BRD9 knockdown suppresses the growth and lung metastasis of HCC cells in vivo
To investigate the influence of BRD9 on the growth of HCC cells in vivo, HCCLM3 cells with a BRD9 knockdown (HCCLM3-BRD9 shRNA) or the negative control group (HCCLM3-NC shRNA) were injected subcutaneously into nude mice. As shown in Fig. 4a, the tumor volume in the BRD9 knockdown group was significantly decreased compared with that in the control group (P < 0.05). The results of Ki67 staining demonstrated that tumor tissues from the BRD9 knockdown group exhibited a decreased percentage of Ki67-positive cells than those from the control group (Fig. 4b and Supplementary Fig. 6, P < 0.05). The effect of BRD9 on the metastatic ability of HCC cells was evaluated using a tail-vein injection model. The knockdown of BRD9 inhibited the lung metastasis of HCCLM3 cells, as suggested by fewer metastatic nodules formed by the HCCLM3 cells with the BRD9 knockdown in the lungs of the nude mice (Fig. 4c, P < 0.05). Notably, subcutaneous tumor tissues were subjected to IHC staining for E-cadherin and vimentin. Tumor tissues in the HCCLM3-BRD9 shRNA group showed an increased level of E-cadherin and a decreased level of vimentin (Fig. 4d, P < 0.05). Taken together, these data suggest that the BRD9 knockdown represses the growth and lung metastasis of HCC cells in vivo.
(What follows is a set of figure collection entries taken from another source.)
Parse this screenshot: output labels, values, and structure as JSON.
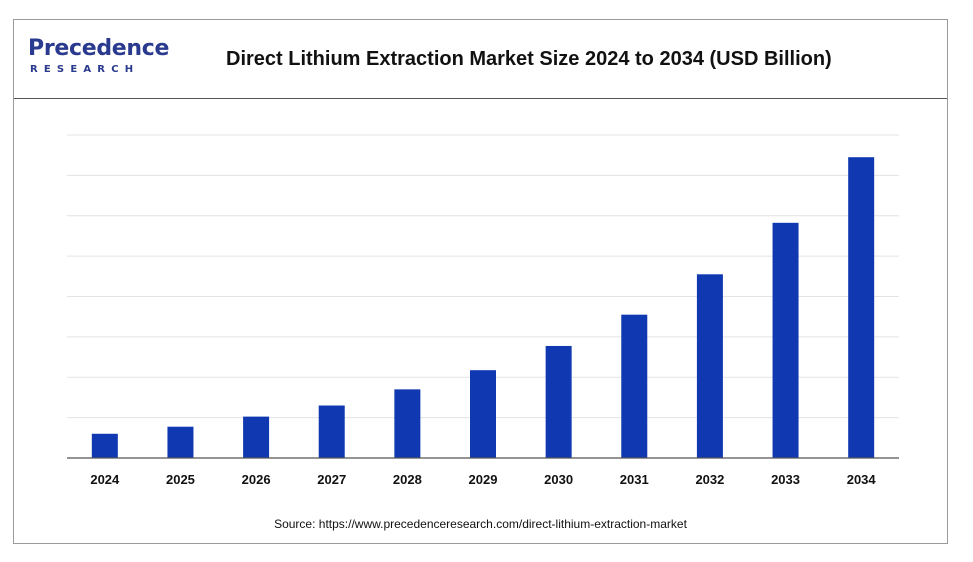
{
  "header": {
    "logo_main": "Precedence",
    "logo_sub": "RESEARCH",
    "title": "Direct Lithium Extraction Market Size 2024 to 2034 (USD Billion)"
  },
  "footer": {
    "source": "Source: https://www.precedenceresearch.com/direct-lithium-extraction-market"
  },
  "colors": {
    "bar": "#1038b0",
    "grid": "#e3e3e3",
    "axis": "#555555",
    "logo": "#2a3a8e"
  },
  "chart_data": {
    "type": "bar",
    "title": "Direct Lithium Extraction Market Size 2024 to 2034 (USD Billion)",
    "xlabel": "",
    "ylabel": "",
    "categories": [
      "2024",
      "2025",
      "2026",
      "2027",
      "2028",
      "2029",
      "2030",
      "2031",
      "2032",
      "2033",
      "2034"
    ],
    "values": [
      1.2,
      1.55,
      2.05,
      2.6,
      3.4,
      4.35,
      5.55,
      7.1,
      9.1,
      11.65,
      14.9
    ],
    "ylim": [
      0,
      16
    ],
    "grid": true,
    "y_tick_labels_shown": false,
    "legend": "none"
  }
}
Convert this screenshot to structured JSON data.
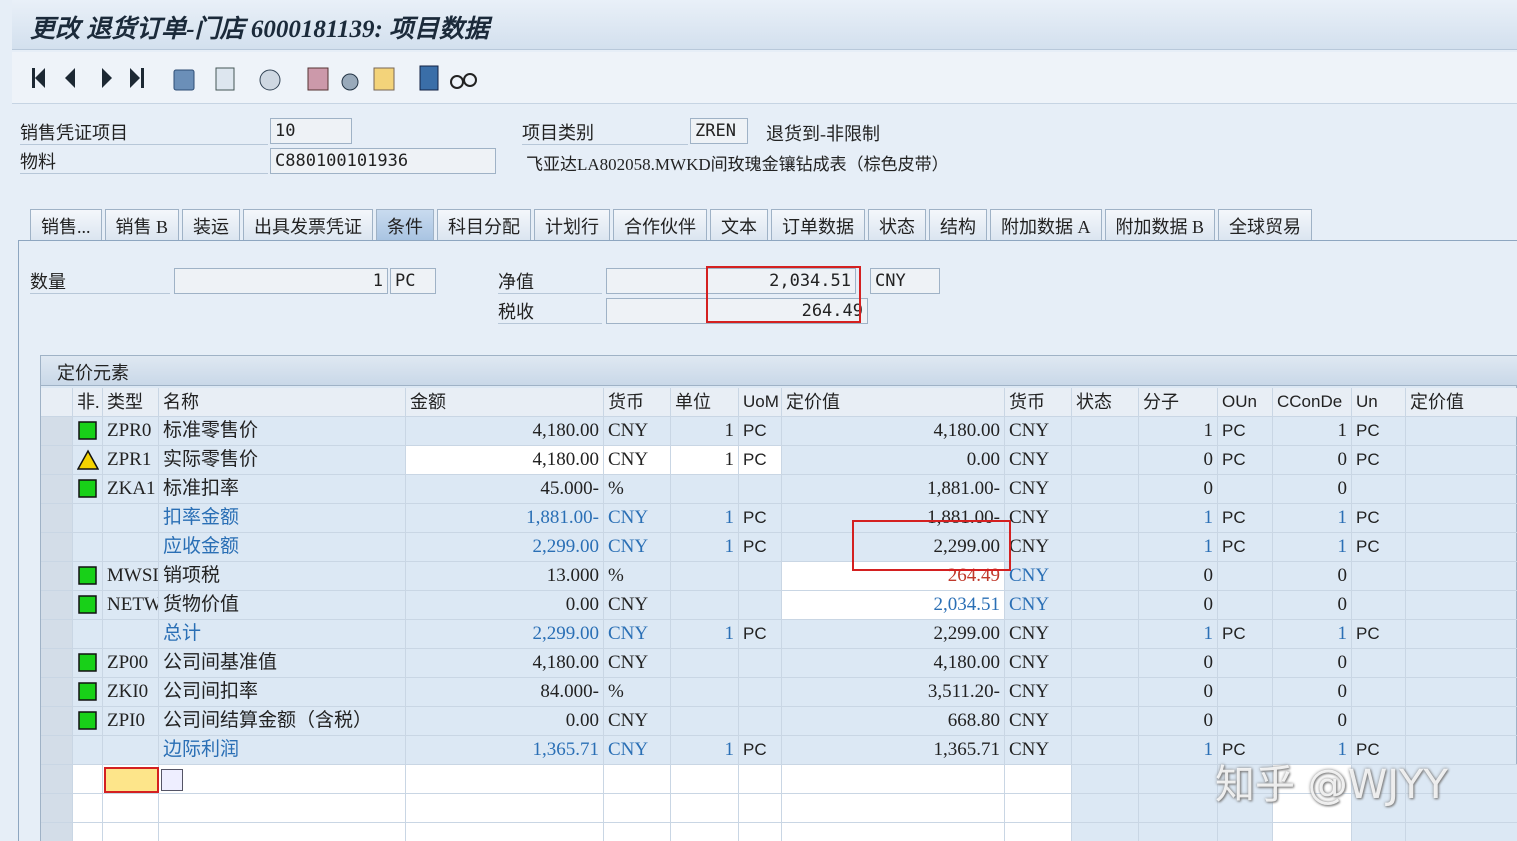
{
  "title": "更改 退货订单-门店 6000181139: 项目数据",
  "header": {
    "item_label": "销售凭证项目",
    "item_value": "10",
    "category_label": "项目类别",
    "category_value": "ZREN",
    "category_text": "退货到-非限制",
    "material_label": "物料",
    "material_value": "C880100101936",
    "material_text": "飞亚达LA802058.MWKD间玫瑰金镶钻成表（棕色皮带）"
  },
  "tabs": {
    "items": [
      "销售...",
      "销售 B",
      "装运",
      "出具发票凭证",
      "条件",
      "科目分配",
      "计划行",
      "合作伙伴",
      "文本",
      "订单数据",
      "状态",
      "结构",
      "附加数据 A",
      "附加数据 B",
      "全球贸易"
    ],
    "active": 4
  },
  "summary": {
    "qty_label": "数量",
    "qty_value": "1",
    "qty_unit": "PC",
    "net_label": "净值",
    "net_value": "2,034.51",
    "net_currency": "CNY",
    "tax_label": "税收",
    "tax_value": "264.49"
  },
  "pricing": {
    "title": "定价元素",
    "columns": [
      "非.",
      "类型",
      "名称",
      "金额",
      "货币",
      "单位",
      "UoM",
      "定价值",
      "货币",
      "状态",
      "分子",
      "OUn",
      "CConDe",
      "Un",
      "定价值"
    ],
    "rows": [
      {
        "status": "green",
        "cells": [
          null,
          "ZPR0",
          "标准零售价",
          "4,180.00",
          "CNY",
          "1",
          "PC",
          "4,180.00",
          "CNY",
          null,
          "1",
          "PC",
          "1",
          "PC",
          null
        ]
      },
      {
        "status": "warning",
        "cells": [
          null,
          "ZPR1",
          "实际零售价",
          "4,180.00",
          "CNY",
          "1",
          "PC",
          "0.00",
          "CNY",
          null,
          "0",
          "PC",
          "0",
          "PC",
          null
        ]
      },
      {
        "status": "green",
        "cells": [
          null,
          "ZKA1",
          "标准扣率",
          "45.000-",
          "%",
          null,
          null,
          "1,881.00-",
          "CNY",
          null,
          "0",
          null,
          "0",
          null,
          null
        ]
      },
      {
        "status": null,
        "cells": [
          null,
          null,
          "扣率金额",
          "1,881.00-",
          "CNY",
          "1",
          "PC",
          "1,881.00-",
          "CNY",
          null,
          "1",
          "PC",
          "1",
          "PC",
          null
        ]
      },
      {
        "status": null,
        "cells": [
          null,
          null,
          "应收金额",
          "2,299.00",
          "CNY",
          "1",
          "PC",
          "2,299.00",
          "CNY",
          null,
          "1",
          "PC",
          "1",
          "PC",
          null
        ]
      },
      {
        "status": "green",
        "value_color": "#c0392b",
        "cells": [
          null,
          "MWSI",
          "销项税",
          "13.000",
          "%",
          null,
          null,
          "264.49",
          "CNY",
          null,
          "0",
          null,
          "0",
          null,
          null
        ]
      },
      {
        "status": "green",
        "value_color": "#2a6fb5",
        "cells": [
          null,
          "NETW",
          "货物价值",
          "0.00",
          "CNY",
          null,
          null,
          "2,034.51",
          "CNY",
          null,
          "0",
          null,
          "0",
          null,
          null
        ]
      },
      {
        "status": null,
        "cells": [
          null,
          null,
          "总计",
          "2,299.00",
          "CNY",
          "1",
          "PC",
          "2,299.00",
          "CNY",
          null,
          "1",
          "PC",
          "1",
          "PC",
          null
        ]
      },
      {
        "status": "green",
        "cells": [
          null,
          "ZP00",
          "公司间基准值",
          "4,180.00",
          "CNY",
          null,
          null,
          "4,180.00",
          "CNY",
          null,
          "0",
          null,
          "0",
          null,
          null
        ]
      },
      {
        "status": "green",
        "cells": [
          null,
          "ZKI0",
          "公司间扣率",
          "84.000-",
          "%",
          null,
          null,
          "3,511.20-",
          "CNY",
          null,
          "0",
          null,
          "0",
          null,
          null
        ]
      },
      {
        "status": "green",
        "cells": [
          null,
          "ZPI0",
          "公司间结算金额（含税）",
          "0.00",
          "CNY",
          null,
          null,
          "668.80",
          "CNY",
          null,
          "0",
          null,
          "0",
          null,
          null
        ]
      },
      {
        "status": null,
        "cells": [
          null,
          null,
          "边际利润",
          "1,365.71",
          "CNY",
          "1",
          "PC",
          "1,365.71",
          "CNY",
          null,
          "1",
          "PC",
          "1",
          "PC",
          null
        ]
      }
    ]
  },
  "watermark": "知乎 @WJYY"
}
BRD9 activates the TUFT1/AKT pathway in HCC cells
Our previous study demonstrated that TUFT1 was a critical oncogene in HCC and facilitated tumor growth and metastasis by activating the AKT pathway16. Therefore, in this study, we explored whether BRD9 exerted its oncogenic function in HCC cells by modulating the TUFT1/AKT pathway. To this end, qRT-PCR and western blotting were performed to evaluate the effect of BRD9 on the expression of TUFT1. The data revealed that the overexpression of BRD9 increased the mRNA and protein levels of TUFT1 in Hep3B cells, whereas the BRD9 knockdown reduced TUFT1 expression in HCCLM3 cells (P < 0.05, Fig. 5a, b). Accordingly, BRD9 overexpression increased p-AKT, whereas its knockdown decreased p-AKT in HCC cells (P < 0.05, Fig. 5b). To further validate the regulatory effect of BRD9 on TUFT1, we explored the TCGA database for HCC and found that the level of BRD9 mRNA showed a remarkable positive correlation with the expression of TUFT1 mRNA in HCC tissues (Fig. 5c, P < 0.05). IHC staining demonstrated that the expression of TUFT1 protein in HCC tissues with positive BRD9 staining was significantly higher than that in tissues with negative BRD9 staining (Fig. 5d, P < 0.05). In addition, compared with tissues with negative BRD9 staining, HCC tissues with positive BRD9 staining showed an increased positive rate of TUFT1 (35/47 vs 23/63, Fig. 5e). Taken together, these data indicate that BRD9 upregulates the expression of TUFT1 and activates AKT signaling in HCC cells.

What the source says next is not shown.